I am pleased to tell you all that Krishna has blessed me with a job! Thank You, Lord. I doubted You but like always, You have proved me wrong.

The job role is that of a Market Research Assistant in an international company here in Dubai. The good thing about this office is the casual atmosphere so I don’t need to wear formal clothes. And it’s a desk job so I don’t have to go into unfamiliar environments. So this is great considering the fact that I have OCD and these were some of my main concerns.

It is much much better than the other jobs I had been offered. It is in an accessible area, close to some of my friends’ offices, and best of all – they work NORMAL hours i.e. 40 hours/week. Most companies work 6 days/week and 10 hours/day. This again is another blessing because working 6 days a week would really kill me!

I’m beginning to think that Krishna was just waiting until I was ready to work. By His mercy, my mental and physical health has been slowly getting better. In the middle I decided to quit looking for a job because it felt like it was too much to handle. But recently I started going for interviews again. And obviously I was upset when I didn’t receive callbacks. In retrospect I’m glad I didn’t because at that time, working would have been quite difficult and those offices were so far away and not of very good standards (in terms of my hygiene obsessions). Those jobs required traveling and moving around a lot and that’s something I’m not ready for yet.

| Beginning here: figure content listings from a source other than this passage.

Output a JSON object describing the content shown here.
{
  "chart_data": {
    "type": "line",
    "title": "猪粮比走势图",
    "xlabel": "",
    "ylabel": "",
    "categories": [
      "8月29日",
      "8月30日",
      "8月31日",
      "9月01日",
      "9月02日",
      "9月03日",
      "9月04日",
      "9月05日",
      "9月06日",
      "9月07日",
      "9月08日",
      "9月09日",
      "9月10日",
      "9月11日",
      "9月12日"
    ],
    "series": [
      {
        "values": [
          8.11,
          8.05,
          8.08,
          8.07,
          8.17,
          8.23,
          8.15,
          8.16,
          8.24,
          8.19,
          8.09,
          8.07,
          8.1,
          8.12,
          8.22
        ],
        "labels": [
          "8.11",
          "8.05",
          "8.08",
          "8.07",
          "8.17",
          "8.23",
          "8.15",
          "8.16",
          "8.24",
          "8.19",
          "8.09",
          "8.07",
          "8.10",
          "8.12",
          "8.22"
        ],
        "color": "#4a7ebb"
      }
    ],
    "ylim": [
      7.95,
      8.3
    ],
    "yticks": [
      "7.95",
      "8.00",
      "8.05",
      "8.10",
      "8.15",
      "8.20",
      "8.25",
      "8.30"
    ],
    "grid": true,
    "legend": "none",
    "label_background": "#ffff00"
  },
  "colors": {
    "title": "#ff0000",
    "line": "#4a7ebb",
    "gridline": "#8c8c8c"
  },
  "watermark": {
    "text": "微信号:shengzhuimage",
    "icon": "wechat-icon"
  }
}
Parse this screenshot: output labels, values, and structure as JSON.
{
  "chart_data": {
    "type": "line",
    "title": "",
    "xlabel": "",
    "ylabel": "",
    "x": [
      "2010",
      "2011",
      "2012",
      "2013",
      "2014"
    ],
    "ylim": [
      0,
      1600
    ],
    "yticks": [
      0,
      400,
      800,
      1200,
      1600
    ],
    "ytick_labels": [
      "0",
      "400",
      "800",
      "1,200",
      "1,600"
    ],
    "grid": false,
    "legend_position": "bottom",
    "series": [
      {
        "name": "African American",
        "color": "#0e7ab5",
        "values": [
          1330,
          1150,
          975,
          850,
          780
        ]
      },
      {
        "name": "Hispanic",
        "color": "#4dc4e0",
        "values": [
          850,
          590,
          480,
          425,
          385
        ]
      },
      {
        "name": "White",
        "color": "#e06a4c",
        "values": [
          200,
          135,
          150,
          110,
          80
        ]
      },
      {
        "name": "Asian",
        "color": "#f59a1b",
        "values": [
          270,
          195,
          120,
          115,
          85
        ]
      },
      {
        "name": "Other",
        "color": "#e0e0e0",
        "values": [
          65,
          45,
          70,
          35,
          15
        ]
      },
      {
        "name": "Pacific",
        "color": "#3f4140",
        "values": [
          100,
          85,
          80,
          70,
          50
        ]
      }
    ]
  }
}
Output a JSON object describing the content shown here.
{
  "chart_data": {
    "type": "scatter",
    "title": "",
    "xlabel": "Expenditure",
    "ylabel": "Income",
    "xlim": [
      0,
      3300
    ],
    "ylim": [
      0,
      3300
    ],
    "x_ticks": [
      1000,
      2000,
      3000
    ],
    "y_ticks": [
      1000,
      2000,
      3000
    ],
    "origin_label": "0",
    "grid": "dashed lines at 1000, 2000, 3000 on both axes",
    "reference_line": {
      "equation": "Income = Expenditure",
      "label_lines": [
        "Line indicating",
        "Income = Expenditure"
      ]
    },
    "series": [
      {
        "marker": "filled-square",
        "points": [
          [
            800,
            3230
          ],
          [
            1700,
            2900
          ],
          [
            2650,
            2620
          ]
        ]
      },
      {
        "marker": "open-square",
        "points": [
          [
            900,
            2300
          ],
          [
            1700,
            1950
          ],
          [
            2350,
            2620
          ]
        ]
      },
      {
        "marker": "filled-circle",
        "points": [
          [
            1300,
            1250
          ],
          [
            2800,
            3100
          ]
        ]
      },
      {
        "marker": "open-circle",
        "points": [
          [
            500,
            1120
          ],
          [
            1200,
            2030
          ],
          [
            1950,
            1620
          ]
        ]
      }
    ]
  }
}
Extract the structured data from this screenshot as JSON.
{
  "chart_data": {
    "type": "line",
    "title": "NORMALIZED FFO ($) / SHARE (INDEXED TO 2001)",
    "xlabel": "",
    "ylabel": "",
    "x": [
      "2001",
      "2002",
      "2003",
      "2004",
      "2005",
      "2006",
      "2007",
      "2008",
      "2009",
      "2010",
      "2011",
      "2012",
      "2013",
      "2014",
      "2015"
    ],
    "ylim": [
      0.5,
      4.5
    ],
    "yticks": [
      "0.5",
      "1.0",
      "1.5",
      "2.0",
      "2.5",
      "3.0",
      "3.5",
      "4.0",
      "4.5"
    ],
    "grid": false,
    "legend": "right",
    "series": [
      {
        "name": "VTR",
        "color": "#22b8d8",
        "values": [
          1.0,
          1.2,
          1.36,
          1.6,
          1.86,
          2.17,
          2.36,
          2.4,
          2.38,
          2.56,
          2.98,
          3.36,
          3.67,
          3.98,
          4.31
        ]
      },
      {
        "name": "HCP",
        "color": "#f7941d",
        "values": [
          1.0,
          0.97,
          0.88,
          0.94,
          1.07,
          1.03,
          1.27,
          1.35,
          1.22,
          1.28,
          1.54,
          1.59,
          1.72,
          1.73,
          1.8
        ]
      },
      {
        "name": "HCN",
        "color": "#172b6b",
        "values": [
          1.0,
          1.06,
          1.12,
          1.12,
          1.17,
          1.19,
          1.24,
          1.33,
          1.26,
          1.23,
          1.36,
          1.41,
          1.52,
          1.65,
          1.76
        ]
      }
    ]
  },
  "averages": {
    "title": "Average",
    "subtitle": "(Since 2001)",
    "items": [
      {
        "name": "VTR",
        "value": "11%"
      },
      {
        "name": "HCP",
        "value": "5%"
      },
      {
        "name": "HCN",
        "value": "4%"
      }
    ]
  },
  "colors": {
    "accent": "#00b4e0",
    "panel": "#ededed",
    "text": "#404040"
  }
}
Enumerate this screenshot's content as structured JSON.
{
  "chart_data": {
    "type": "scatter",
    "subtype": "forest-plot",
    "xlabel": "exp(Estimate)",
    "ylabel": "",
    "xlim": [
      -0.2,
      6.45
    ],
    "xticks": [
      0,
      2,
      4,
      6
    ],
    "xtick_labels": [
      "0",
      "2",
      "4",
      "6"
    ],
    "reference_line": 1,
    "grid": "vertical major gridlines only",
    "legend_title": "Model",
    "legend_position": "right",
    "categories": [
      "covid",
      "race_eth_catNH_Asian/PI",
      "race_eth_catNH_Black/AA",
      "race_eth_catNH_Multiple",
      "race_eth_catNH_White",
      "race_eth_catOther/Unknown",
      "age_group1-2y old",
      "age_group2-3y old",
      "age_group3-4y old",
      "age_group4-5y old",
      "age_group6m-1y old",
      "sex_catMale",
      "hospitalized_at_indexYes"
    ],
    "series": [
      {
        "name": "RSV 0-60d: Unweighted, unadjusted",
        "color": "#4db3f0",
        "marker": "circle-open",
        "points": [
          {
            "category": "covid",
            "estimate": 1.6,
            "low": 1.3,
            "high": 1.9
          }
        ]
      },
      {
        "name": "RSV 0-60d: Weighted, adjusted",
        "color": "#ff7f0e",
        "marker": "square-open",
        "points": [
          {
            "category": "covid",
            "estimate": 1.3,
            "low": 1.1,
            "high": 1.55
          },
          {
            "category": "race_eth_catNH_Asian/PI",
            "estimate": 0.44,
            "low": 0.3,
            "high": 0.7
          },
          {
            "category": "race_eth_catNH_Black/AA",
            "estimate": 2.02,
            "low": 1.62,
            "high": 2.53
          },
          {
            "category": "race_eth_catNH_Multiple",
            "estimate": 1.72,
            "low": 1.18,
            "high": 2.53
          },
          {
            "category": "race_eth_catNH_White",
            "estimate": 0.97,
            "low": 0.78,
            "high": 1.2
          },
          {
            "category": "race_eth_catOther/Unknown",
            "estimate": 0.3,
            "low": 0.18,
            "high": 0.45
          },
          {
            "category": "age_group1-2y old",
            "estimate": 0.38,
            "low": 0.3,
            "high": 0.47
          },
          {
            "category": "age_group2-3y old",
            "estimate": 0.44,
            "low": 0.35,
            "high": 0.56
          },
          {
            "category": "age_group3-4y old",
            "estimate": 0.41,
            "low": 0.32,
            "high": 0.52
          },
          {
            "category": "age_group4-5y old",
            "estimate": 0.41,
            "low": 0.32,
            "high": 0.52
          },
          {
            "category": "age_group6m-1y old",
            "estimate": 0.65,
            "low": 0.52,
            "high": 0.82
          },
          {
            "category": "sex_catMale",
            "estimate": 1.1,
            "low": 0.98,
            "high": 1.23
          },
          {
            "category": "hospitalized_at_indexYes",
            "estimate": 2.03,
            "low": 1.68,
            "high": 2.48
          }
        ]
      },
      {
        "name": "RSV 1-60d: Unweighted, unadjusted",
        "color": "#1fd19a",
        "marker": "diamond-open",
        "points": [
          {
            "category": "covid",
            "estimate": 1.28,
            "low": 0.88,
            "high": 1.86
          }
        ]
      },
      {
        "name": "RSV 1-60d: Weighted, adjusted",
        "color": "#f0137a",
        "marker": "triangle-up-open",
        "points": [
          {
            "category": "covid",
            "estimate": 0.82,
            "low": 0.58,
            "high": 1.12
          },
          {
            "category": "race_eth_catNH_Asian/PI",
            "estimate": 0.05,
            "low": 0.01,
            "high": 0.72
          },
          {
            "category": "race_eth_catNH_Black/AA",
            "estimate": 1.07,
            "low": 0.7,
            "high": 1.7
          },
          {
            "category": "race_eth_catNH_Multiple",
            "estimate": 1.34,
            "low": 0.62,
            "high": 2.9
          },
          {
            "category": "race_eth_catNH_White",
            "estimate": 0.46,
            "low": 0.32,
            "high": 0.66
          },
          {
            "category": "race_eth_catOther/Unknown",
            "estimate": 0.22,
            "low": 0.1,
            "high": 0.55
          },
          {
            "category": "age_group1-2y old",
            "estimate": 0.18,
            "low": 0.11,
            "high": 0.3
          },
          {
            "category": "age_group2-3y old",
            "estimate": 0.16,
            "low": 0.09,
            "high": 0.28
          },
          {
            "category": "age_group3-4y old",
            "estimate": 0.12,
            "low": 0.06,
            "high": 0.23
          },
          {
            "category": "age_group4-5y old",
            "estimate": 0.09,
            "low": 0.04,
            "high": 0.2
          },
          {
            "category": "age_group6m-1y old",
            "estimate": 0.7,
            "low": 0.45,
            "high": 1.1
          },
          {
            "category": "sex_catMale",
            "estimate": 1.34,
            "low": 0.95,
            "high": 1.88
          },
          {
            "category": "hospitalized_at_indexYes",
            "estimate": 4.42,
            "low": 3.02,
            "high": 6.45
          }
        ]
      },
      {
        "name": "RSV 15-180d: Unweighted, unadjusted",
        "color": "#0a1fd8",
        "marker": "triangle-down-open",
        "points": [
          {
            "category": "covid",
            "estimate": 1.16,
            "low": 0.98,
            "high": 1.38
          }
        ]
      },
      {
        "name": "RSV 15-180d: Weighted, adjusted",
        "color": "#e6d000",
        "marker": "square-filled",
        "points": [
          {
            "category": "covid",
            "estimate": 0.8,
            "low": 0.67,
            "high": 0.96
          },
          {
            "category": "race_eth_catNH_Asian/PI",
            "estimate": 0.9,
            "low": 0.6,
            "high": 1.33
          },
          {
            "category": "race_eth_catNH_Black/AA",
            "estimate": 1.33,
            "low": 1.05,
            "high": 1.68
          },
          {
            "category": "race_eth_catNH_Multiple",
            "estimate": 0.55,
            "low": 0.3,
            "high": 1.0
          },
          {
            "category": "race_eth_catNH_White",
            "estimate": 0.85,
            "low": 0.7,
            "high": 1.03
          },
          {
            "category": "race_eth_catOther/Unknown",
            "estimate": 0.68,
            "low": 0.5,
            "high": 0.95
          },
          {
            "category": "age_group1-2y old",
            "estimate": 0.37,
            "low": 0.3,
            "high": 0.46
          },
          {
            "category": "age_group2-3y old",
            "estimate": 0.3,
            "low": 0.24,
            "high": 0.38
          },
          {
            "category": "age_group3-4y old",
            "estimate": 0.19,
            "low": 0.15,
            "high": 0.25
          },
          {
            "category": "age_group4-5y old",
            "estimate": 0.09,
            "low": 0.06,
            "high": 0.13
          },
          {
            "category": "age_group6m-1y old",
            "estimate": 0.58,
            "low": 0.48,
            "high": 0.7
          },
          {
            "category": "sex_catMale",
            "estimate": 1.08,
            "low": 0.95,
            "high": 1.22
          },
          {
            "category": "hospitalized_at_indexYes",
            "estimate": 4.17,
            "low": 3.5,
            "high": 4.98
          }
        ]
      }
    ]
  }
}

The pay isn’t a lot, as compared to what some of my friends are getting. But honestly, after about 9 months of looking for a job, I’m grateful. Grateful to Krishna and grateful to all of you who have wished me well. My family could use the financial help and I could use the experience. My therapist said it would be a good idea to work because it would put me in situations where I have to deal with things. For instance if I get dirty, I can’t shower there. So I have to sit through it, do my work and then go home. So it will leave me no choice but to deal with it and make my peace with it.

Well let’s see how it goes. My first day of work is going to be on October 2nd. Here’s hoping everything goes well and Krishna stays right there with me like a parent stays with a child on their first day of school. I hope I’ll be able to do this job well and make the most of it, and also, that the bathrooms are beautiful and to my liking!